Indeed, we observe that Africa has emerged as South Africa’s most important market for our manufactured exports. Africa is well-poised to become the next global economic growth pole, but its full potential will remain unfulfilled unless we collectively and decisively address the constraints imposed by poor infrastructure, small, fragmented markets, and inadequate economic diversification.
For these reasons, we have advanced an ambitious developmental integration agenda in our engagements with our African partners, one that combines programmes for market integration with infrastructure development and policy work to support economic diversification and industrialisation.
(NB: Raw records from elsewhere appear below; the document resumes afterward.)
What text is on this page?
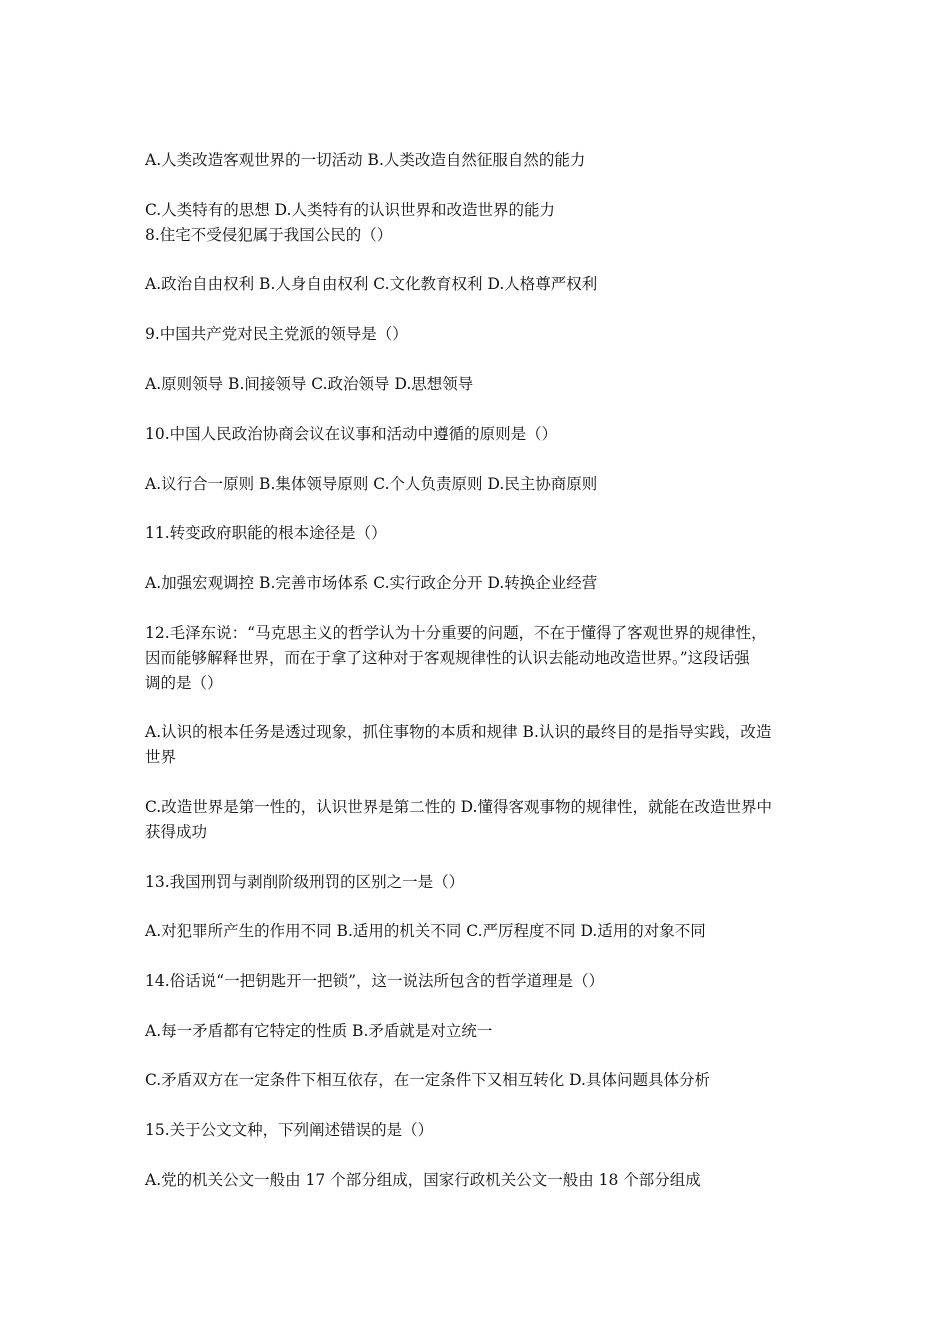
A.人类改造客观世界的一切活动 B.人类改造自然征服自然的能力
C.人类特有的思想 D.人类特有的认识世界和改造世界的能力
8.住宅不受侵犯属于我国公民的（）
A.政治自由权利 B.人身自由权利 C.文化教育权利 D.人格尊严权利
9.中国共产党对民主党派的领导是（）
A.原则领导 B.间接领导 C.政治领导 D.思想领导
10.中国人民政治协商会议在议事和活动中遵循的原则是（）
A.议行合一原则 B.集体领导原则 C.个人负责原则 D.民主协商原则
11.转变政府职能的根本途径是（）
A.加强宏观调控 B.完善市场体系 C.实行政企分开 D.转换企业经营
12.毛泽东说：“马克思主义的哲学认为十分重要的问题，不在于懂得了客观世界的规律性，
因而能够解释世界，而在于拿了这种对于客观规律性的认识去能动地改造世界。”这段话强
调的是（）
A.认识的根本任务是透过现象，抓住事物的本质和规律 B.认识的最终目的是指导实践，改造
世界
C.改造世界是第一性的，认识世界是第二性的 D.懂得客观事物的规律性，就能在改造世界中
获得成功
13.我国刑罚与剥削阶级刑罚的区别之一是（）
A.对犯罪所产生的作用不同 B.适用的机关不同 C.严厉程度不同 D.适用的对象不同
14.俗话说“一把钥匙开一把锁”，这一说法所包含的哲学道理是（）
A.每一矛盾都有它特定的性质 B.矛盾就是对立统一
C.矛盾双方在一定条件下相互依存，在一定条件下又相互转化 D.具体问题具体分析
15.关于公文文种，下列阐述错误的是（）
A.党的机关公文一般由 17 个部分组成，国家行政机关公文一般由 18 个部分组成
We have pursued this agenda with a good degree of success in SACU, SADC and in the recently launched Tripartite Free Trade Area negotiations. As African economies continue to grow and as barriers to intra-African trade are removed, South African firms will find ever-growing opportunities for profitable business on the continent.
And we pledge that as the dti we will be with them every step of the way.
The shift in global economic dynamism to countries of the South also offers other substantial opportunities for South Africa. The economies of the big emerging markets – in Brazil, India and China especially – with large and expanding markets, provide almost limitless opportunities for South African business to expand their operations.
South Africa seeks to increase its exports of higher value-added products and to encourage inward investment to support our beneficiation and industrial development objectives. Our work in IBSA and BRICS is increasingly focused on cooperation to achieve these ends.
We are establishing programmes to share expertise and experience, and to pool access to finance, human capacity and technology in ways that will underpin our economic development objectives.
We aim to structure our economic relations with countries of the South in ways that foster complementarity and mutual benefit, while avoiding destructive competition.
Mr Speaker, the global economy is undergoing deep structural changes and the past few decades have seen the rise of new sources of global economic growth, trade and investment flows that are re-defining global economic landscape.
Global economic power is shifting before our very eyes from the North and West to the South and East.
Economies of the South are the main drivers of recovery from the 2008/9 “great recession”.
South Africa is adapting fast to this new global economic reality – one that is both threatening and full of opportunity, in equal measure.
In this era, no administration can choose the circumstances in which it must govern.
But it can make its own history, nonetheless.
And Mr Speaker, my department of trade and industry is doing everything in its power to enable this government to do just that.